The question now is, whom do they coalesce with to secure their government?

Kurz has the option of the Social Democrats (SPÖ). Politically unmatched in many areas but a natural choice after they received the second most votes in the preliminary polls.

Frighteningly, they are highly unlikely to be Kurz’ selection. The Freedom Party of Austria, or FPÖ, received a 0.9 per cent vote share less than the Social Democrats. They align with Kurz on issues such as immigration and the refugee crisis.

They stand openly on the far right. They are conservative populists, Eurosceptic and anti-immigration. More importantly, they have just claimed 26.9 per cent of the total vote share in Austria.
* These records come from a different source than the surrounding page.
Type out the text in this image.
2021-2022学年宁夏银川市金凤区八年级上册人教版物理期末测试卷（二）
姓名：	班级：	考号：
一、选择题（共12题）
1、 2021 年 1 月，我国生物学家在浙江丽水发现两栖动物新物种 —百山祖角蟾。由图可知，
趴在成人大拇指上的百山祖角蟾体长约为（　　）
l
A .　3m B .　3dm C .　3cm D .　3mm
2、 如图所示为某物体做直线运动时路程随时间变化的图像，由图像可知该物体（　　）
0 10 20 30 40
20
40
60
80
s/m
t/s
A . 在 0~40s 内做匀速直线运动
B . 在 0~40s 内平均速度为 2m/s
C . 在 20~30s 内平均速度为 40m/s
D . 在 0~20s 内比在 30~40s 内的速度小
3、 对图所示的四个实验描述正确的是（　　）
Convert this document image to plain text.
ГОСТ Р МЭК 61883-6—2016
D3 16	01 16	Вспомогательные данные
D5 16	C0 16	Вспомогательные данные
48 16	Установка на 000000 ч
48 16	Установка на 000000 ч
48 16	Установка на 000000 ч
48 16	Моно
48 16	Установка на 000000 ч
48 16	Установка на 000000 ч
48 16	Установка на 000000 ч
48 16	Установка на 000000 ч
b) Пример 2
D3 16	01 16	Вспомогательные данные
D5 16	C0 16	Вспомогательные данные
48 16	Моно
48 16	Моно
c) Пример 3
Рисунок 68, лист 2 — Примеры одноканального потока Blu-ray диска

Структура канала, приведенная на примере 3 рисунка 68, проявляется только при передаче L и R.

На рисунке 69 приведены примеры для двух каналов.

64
Kurz who is 31 has also led his conservatives to the right. As Foreign Minister, the position he has occupied for the past four years, he claims his greatest achievement was closing a migrant route into Europe from the Balkans.

He has channelled this energy and scope into the ÖVP’s marketing.

Behind a slick, youthful image, Kurz has rebranded the face of Austrian conservatism.

His charm masks what can only be described as a ruthlessly successful politician. A man who could easily be mistaken for a supercilious villain in a James Bond blockbuster.

So, why so silent? If conservatism has been given a rebrand, surely this makes it less of a social taboo?

With over 57 per cent of the Austrian population swinging rightward, you would presume an open embrace from Kurz would be inevitable.

Instead, the revolution seems to be more silent.

Few people are publically discussing the state of Austrian politics. Perhaps it is too raw to acknowledge that over half of the voting population have chosen this way.

From the people whom have spoken to me about it, their persuasions are clear but lulled. ‘Perhaps it won’t be as bad as people think’, they muttered. Suggesting quietly that a right-wing/far-right coalition would not be all it is cracked up to be.

‘A coalition of the FPÖ and the SPÖ would be much worse, it would get nothing done and would only be a temporary measure’, they reasoned.

They are not wrong. Clearly, the tide of conservatism in Austria cannot be masked by an inter-ideological coalition. Sebastian Kurz is the rightful victor of the election, and his claim to the chancellorship is clear.

But you would not know it.

You would not know that Austria is on the brink of a conservative revolution. But it is, and the effects may well be important to the rest of Europe and the world.